On the other hand, -so- is used with the meaning of -both- to talk about countable and uncountable nouns when accompanied by the words much or many. In countable nouns it can also mean -so little- when accompanied by the word -little-. Finally, -so- is also used to avoid repeating something that has been said before in very specific expressions.


  • He is so happy (He is so happy), emphasizes the adjective.
  • She dances so beautifully, emphasizes the adverb.
  • I’m so hungry that I could eat a horse, comparative.
  • I have so much homework, uncountable noun.
  • I have read so many books, countable noun.
  • He has so little work to do today, countable noun.
  • I told you so! (I told you), to avoid repeating what was said.

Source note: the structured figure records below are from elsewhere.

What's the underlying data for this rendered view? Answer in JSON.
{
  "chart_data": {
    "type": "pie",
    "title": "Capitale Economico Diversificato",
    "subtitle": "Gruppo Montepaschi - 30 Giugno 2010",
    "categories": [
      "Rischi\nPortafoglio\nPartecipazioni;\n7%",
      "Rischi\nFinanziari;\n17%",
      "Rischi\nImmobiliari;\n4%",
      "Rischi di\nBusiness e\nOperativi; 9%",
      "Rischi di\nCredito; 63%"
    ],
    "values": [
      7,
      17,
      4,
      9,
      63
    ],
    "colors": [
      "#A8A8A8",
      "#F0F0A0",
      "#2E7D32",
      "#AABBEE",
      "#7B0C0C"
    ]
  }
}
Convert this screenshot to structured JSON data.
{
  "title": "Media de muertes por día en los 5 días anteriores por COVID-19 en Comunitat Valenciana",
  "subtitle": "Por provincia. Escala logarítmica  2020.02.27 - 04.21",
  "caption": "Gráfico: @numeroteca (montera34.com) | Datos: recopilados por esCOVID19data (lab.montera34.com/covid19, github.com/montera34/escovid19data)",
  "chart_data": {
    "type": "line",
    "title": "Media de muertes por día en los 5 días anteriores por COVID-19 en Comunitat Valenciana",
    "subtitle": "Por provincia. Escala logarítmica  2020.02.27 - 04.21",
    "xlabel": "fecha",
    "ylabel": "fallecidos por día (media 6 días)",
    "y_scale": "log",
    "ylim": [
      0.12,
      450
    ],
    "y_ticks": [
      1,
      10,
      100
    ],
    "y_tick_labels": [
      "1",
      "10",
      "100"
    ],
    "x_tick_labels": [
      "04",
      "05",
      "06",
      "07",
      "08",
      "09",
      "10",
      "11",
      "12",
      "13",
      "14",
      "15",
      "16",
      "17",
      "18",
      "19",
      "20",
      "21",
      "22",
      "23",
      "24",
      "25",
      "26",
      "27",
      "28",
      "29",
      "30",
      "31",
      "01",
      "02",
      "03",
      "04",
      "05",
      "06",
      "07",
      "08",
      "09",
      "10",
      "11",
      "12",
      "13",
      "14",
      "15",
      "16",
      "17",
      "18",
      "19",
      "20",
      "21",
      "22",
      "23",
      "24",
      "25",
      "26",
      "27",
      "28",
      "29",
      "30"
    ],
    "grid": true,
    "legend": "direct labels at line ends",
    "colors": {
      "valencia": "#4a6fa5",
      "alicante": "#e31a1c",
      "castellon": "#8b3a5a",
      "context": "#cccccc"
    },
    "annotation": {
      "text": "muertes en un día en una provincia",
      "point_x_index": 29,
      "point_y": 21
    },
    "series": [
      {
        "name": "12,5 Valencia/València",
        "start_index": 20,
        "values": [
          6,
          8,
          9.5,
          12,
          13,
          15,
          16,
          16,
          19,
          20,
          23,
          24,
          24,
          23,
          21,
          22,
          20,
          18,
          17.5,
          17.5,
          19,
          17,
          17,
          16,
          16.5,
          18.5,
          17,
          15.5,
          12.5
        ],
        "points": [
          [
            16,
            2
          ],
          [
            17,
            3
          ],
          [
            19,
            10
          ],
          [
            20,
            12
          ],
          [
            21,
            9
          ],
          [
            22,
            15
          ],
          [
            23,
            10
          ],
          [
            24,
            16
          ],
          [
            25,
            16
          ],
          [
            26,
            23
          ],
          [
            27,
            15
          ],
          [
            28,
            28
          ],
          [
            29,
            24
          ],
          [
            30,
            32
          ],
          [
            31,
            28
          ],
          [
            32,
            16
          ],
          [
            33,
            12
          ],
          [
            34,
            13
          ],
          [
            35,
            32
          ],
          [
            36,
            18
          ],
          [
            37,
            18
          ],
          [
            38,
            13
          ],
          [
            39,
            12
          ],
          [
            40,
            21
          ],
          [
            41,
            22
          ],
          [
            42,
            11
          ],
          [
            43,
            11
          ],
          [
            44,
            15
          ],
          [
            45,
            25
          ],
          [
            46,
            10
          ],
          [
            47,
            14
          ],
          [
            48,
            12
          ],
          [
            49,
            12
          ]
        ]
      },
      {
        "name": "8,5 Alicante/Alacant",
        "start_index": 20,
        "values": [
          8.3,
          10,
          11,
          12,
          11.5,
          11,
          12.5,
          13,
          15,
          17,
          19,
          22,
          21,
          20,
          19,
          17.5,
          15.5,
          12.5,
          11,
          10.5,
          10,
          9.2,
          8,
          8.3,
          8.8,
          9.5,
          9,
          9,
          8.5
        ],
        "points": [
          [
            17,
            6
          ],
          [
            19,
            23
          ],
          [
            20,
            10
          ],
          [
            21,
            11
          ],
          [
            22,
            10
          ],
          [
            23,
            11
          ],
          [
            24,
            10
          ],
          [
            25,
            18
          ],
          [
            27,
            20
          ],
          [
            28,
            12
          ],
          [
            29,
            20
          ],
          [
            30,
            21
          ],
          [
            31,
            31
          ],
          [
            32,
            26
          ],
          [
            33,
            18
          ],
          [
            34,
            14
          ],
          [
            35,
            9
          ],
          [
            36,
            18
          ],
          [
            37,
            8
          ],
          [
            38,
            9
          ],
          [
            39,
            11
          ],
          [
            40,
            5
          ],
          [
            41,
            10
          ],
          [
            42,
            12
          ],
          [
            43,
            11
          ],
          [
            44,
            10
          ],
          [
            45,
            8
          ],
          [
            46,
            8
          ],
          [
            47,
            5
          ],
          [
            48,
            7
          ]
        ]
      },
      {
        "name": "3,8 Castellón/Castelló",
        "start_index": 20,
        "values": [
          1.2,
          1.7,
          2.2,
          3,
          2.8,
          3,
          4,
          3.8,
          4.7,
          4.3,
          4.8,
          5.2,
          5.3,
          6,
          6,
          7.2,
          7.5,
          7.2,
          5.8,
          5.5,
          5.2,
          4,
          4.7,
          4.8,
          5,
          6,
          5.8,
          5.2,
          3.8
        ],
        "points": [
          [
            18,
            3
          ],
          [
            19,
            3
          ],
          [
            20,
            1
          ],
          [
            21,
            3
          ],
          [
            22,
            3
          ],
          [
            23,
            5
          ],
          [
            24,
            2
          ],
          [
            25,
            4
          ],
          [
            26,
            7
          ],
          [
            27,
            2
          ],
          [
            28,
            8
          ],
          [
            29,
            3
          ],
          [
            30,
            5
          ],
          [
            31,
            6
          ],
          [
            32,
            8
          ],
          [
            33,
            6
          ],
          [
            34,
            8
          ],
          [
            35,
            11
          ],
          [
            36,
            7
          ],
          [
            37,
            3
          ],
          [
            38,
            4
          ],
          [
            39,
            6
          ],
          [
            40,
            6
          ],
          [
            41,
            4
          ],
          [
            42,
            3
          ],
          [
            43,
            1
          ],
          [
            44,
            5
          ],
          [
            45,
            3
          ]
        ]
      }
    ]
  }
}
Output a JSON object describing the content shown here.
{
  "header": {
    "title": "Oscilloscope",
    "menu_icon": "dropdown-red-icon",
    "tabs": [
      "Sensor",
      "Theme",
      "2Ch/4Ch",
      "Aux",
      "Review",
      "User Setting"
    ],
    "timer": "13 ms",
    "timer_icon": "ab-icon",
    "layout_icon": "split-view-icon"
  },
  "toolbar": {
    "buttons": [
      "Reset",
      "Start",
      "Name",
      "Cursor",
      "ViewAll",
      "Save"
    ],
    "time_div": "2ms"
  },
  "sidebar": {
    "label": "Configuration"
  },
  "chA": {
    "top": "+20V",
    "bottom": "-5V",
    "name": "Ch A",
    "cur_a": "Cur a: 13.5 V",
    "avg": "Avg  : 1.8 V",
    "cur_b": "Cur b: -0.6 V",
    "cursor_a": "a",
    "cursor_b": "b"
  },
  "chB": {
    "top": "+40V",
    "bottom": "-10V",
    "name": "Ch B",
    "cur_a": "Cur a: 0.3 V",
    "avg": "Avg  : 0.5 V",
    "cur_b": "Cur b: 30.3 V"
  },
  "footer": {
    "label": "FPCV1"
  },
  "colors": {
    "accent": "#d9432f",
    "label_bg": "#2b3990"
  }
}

-Such- is a word that is translated into Spanish as -tan- or -tanto- depending on the context of the sentence. –Such- is always used before a noun, although it can also go before an adjective but followed by a noun. It is used with adjectives to show extremes, that is, to magnify the adjective that modifies the noun. Also, we can use –such- with –that- to show endpoints that end in a result. Also, it is used to emphasize critical nouns.

  • That is such a pretty dress! (that dress is so beautiful) show the extreme or magnify the adjective
  • It was such a lovely day that we decided to go to the beach, shows an end that ends in a result.
  • He is such a jerk, emphasizes a critical noun

According to what was mentioned above, the differences between so and such are the following:

  • So is used to emphasize an adjective or an adverb while such is used to emphasize a critical noun or an adjective as long as it modifies a noun, that is, the adjective is followed by a noun.